43 ans de pouvoir et un bilan en lambeaux
Joe La Conscience commence par les fondements. L’arrivée de Paul Biya au pouvoir en 1982 aurait, selon lui, constitué une erreur historique de son prédécesseur Ahmadou Ahidjo. Ce qui devait être un mandat de transition s’est transformé, à l’en croire, en règne personnel de plus de quatre décennies.
La déclaration dresse un bilan économique sombre, une gouvernance qualifiée de tribale, un recul progressif des libertés publiques. Des accusations lourdes, portées sans sources officielles – il faut le souligner. Ce sont les interprétations de l’auteur, et non des conclusions d’un rapport d’enquête. Mais le ton, lui, est celui d’un réquisitoire.
La vice-présidence et l’ombre d’une succession familiale
C’est là que la prise de position prend un angle plus précis, et plus polémique. Joe La Conscience pointe les réformes constitutionnelles récentes, en particulier la création du poste de vice-président, comme un possible mécanisme de succession orchestré depuis le sommet. Il forge le terme « dynastocratie » pour désigner ce qu’il perçoit comme une volonté de transmettre le pouvoir au sein du cercle familial présidentiel.
Il évoque aussi des rivalités supposées entre personnalités de l’entourage présidentiel, des scénarios de succession. Aucun de ces éléments n’est étayé par une confirmation officielle, et l’auteur lui-même les présente comme des hypothèses. Ce qui ne les rend pas moins révélateurs d’un débat qui monte, y compris dans des cercles qui ne se réclament pas de l’opposition radicale.

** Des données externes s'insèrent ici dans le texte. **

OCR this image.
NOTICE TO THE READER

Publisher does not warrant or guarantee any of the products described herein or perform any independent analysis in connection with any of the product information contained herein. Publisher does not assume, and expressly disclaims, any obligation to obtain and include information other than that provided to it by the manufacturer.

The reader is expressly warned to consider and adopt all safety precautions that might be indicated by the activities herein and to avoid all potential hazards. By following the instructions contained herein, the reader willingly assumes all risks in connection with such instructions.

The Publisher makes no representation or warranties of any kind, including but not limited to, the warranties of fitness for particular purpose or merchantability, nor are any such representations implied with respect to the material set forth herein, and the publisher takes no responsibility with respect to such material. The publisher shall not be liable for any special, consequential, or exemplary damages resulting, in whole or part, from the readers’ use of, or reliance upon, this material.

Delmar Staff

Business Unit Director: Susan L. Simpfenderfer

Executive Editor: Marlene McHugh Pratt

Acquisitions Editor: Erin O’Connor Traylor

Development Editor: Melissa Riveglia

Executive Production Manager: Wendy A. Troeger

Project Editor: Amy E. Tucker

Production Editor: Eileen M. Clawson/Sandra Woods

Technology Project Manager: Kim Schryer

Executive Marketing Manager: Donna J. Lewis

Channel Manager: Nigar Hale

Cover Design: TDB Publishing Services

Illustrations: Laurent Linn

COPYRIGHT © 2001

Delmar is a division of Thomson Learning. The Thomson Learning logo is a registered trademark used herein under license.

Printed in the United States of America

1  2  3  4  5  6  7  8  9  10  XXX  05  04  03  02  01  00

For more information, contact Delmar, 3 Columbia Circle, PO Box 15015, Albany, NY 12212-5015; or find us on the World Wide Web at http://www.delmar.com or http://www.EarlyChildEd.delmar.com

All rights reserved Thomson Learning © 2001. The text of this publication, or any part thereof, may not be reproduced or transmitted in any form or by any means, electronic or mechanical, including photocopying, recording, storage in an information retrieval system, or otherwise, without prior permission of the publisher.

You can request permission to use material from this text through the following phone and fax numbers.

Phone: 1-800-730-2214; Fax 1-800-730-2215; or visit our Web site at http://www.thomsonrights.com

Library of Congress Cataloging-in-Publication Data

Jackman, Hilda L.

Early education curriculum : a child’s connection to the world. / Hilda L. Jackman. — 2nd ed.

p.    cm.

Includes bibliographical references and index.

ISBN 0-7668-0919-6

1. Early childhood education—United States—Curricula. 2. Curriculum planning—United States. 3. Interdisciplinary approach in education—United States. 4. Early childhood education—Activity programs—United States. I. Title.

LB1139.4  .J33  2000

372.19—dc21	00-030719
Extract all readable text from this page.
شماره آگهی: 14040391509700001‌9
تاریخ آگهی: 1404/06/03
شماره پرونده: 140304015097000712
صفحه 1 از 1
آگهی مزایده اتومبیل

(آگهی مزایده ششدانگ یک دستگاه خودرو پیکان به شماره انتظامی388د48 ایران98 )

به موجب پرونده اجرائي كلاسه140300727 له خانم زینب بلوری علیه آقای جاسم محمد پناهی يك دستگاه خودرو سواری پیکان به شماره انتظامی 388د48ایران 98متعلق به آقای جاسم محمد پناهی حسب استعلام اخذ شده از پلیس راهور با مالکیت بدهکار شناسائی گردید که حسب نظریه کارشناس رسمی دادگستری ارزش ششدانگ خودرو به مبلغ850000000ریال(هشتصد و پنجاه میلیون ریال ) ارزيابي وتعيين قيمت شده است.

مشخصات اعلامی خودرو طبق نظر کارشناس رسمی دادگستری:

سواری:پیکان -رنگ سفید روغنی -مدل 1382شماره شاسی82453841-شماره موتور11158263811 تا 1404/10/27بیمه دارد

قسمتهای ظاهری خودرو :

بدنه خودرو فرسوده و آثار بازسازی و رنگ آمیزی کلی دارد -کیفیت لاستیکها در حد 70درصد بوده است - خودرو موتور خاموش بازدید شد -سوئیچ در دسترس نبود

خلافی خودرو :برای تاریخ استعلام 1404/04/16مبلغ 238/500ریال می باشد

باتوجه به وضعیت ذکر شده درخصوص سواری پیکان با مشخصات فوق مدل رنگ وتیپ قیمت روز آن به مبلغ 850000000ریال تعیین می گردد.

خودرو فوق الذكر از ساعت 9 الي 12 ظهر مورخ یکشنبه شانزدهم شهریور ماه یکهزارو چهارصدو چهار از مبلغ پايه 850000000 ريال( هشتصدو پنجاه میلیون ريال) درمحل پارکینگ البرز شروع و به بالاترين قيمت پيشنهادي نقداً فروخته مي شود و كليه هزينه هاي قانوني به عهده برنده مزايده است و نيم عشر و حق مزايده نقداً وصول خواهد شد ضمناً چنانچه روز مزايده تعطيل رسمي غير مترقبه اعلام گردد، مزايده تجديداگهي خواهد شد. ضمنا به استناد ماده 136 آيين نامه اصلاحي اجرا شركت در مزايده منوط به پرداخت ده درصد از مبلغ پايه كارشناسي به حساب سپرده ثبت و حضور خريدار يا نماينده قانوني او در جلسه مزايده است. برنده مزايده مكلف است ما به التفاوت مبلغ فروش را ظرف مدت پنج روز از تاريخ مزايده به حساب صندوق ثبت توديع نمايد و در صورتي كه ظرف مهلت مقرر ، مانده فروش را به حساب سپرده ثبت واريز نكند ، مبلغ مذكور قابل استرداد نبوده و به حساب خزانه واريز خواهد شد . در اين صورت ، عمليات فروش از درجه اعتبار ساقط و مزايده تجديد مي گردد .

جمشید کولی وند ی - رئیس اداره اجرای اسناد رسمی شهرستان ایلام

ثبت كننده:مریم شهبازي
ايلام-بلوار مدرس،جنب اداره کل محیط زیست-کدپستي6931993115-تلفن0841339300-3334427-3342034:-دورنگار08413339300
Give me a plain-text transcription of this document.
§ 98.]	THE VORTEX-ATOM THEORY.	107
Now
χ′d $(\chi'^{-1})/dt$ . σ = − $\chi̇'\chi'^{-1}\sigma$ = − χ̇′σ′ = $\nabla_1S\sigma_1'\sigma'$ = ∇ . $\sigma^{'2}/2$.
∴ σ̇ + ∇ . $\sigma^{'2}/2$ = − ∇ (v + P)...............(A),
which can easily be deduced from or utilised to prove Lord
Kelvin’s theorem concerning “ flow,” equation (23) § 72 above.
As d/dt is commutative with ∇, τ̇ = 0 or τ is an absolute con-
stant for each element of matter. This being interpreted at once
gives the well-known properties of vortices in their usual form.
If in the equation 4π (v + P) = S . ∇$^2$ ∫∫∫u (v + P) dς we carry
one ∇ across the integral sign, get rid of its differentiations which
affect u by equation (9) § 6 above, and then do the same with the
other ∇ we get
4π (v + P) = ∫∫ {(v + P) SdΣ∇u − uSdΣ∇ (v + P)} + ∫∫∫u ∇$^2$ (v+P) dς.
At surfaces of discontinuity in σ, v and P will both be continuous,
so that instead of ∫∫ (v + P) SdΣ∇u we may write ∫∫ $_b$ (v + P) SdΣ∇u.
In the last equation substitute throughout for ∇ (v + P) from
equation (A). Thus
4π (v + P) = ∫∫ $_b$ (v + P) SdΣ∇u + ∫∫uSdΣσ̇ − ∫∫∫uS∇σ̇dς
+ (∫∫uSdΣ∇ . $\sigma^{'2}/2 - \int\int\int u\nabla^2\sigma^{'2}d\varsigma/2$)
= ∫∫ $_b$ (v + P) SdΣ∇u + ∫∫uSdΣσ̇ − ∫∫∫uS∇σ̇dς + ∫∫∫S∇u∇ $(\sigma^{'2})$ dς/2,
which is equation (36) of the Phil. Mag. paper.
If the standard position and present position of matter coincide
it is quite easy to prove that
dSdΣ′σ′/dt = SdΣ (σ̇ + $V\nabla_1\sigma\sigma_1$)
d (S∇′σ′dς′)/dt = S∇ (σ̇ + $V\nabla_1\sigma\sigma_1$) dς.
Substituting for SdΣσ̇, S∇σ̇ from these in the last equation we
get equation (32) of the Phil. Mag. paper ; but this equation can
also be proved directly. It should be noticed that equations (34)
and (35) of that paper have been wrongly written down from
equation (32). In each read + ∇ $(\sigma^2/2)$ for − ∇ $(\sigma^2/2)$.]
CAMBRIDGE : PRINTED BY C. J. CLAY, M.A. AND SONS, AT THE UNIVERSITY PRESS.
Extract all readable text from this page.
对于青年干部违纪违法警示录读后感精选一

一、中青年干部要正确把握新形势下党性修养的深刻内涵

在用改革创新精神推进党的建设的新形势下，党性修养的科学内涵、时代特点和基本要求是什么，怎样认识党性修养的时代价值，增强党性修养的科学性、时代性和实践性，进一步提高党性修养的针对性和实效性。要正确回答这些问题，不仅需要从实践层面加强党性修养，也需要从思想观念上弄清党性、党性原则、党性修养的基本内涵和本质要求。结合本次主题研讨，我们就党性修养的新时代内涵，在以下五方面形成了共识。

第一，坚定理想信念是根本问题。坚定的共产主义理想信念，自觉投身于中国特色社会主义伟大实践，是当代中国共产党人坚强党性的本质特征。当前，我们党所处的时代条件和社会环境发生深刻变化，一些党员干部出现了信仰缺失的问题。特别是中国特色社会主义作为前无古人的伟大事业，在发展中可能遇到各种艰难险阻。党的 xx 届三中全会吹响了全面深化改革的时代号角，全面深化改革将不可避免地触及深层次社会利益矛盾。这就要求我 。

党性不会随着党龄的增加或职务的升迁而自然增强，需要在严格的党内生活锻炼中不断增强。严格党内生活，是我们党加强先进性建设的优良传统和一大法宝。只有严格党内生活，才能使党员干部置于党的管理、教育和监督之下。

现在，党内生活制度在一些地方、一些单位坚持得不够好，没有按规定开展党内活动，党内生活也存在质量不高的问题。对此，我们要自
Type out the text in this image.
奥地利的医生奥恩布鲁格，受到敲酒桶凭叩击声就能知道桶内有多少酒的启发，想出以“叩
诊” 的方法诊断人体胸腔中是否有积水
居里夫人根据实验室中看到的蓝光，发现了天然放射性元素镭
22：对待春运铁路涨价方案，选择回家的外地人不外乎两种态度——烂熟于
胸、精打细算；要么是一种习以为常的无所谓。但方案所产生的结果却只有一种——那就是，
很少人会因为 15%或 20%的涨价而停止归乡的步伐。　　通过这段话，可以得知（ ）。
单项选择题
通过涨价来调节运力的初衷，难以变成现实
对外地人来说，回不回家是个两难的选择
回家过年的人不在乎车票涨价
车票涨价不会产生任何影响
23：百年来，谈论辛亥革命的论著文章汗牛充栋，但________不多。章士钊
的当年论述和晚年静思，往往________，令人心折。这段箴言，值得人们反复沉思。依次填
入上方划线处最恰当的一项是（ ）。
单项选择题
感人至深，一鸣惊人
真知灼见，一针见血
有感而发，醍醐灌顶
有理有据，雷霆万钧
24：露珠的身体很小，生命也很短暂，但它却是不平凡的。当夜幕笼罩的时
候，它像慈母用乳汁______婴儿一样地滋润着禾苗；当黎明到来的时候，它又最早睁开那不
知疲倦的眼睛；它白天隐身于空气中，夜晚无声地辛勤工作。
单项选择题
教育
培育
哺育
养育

La question de l’état de santé du président, les incertitudes sur l’après-Biya, les tensions autour d’une potentielle transition : Joe La Conscience ne les invente pas. Il les met en mots, avec ses propres conclusions.
C’est un virage que le débat politique camerounais est en train de prendre, que les institutions le reconnaissent ou non.